The kicker came when I was just starting to trick myself to believe that I was actually becoming friends with my coworkers and they did care for my well being, I was reported to Health and Safety for being Suicidal, Severely depressed and a Self Harmer. While there are some truth to the accusations, I immediately knew who it was that had outed me (a staff member whose information was based on hearsay). And I felt betrayed. 

I understand her reasoning for doing so, but it threatened my job in a pretty serious way, and truly damaged my reputation. Furthermore, I don't know if you know this, but the worst way to get a depressed, suicidal, self harmer, help is to report them. For those of us whose brains work just a bit differently our gut reaction is to dive as deep into those habits of depression as we possibly can.

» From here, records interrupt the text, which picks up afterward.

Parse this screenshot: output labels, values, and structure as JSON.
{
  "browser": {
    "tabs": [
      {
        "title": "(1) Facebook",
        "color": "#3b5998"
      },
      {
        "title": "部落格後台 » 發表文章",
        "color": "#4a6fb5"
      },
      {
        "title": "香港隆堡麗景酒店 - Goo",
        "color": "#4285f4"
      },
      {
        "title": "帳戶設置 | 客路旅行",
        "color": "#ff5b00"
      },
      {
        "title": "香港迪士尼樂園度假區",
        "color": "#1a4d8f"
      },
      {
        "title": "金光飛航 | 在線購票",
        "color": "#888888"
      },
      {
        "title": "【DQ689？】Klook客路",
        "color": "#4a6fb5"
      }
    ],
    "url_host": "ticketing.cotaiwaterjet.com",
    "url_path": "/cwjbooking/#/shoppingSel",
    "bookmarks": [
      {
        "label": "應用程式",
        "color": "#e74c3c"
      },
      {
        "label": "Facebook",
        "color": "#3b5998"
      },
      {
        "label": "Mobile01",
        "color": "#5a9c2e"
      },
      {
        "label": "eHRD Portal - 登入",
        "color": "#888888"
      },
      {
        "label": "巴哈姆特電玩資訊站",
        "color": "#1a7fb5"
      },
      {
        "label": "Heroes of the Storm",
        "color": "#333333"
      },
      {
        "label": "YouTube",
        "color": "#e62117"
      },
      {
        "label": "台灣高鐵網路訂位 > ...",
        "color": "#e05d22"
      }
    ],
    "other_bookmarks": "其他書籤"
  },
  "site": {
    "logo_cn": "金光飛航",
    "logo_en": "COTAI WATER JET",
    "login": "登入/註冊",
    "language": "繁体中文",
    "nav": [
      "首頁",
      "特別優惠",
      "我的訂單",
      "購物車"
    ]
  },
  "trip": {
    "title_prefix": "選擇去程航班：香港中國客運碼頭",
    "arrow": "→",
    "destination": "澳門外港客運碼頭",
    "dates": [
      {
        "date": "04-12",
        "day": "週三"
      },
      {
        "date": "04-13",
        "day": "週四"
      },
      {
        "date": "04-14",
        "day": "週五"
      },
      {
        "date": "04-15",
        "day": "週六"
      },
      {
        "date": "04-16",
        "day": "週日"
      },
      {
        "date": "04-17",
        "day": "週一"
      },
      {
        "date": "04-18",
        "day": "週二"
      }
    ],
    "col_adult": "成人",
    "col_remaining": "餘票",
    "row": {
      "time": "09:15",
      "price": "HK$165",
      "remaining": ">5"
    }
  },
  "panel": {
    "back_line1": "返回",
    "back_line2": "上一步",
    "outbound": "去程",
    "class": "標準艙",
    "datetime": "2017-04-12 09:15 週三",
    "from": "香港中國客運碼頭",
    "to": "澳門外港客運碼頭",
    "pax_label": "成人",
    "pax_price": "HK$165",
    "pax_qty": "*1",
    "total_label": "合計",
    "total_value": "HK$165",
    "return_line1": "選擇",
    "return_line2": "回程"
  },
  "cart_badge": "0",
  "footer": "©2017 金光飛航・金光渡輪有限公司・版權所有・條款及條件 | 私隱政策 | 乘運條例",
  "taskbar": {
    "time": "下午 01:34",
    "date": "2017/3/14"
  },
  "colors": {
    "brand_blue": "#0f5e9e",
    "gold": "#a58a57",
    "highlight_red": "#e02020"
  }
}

So, I had a bit of a regression in my recovery. This I will not deny. 

Yet, I was finding myself back on the right path when I found out that my boss had been talking about this extremely personal information in front of the desk staff to another member of the HRE department. I really think I had it there. Not only had they shown absolutely no interest in my actual well being, but they didn't think it personal enough to keep to themselves. 

Today I received a scathing email from my boss about how disappointed she is in me as a staff member. Why? Because I reported something she had seriously screwed up on, and had in turn, seriously screwed me over. Due to her screw up, I am now $1000 in debt to the university and until I pay them back I cannot register for classes. As a Junior. And a double major. In impacted majors.

So, for this, I want to quit my job. There are of course other reasons, from the irrationality of my boss to constantly being yelled at and threatened, etc, etc, etc. And it has me seriously doubting myself and my desires. Do I feel this way merely because I am victimizing myself? Is it true? Am I blowing it out of proportion? Will I be able to survive without a housing stipend? 

But the worst question, that I can't seem to avoid is "Is this adding to your depression and reducing your success at finding your way back to happiness?"

For this question I know the answer is yes. How I wish I had just an ounce more of tenacity and maybe I could be better than this. Better than the depression, the work failures and the fear of man.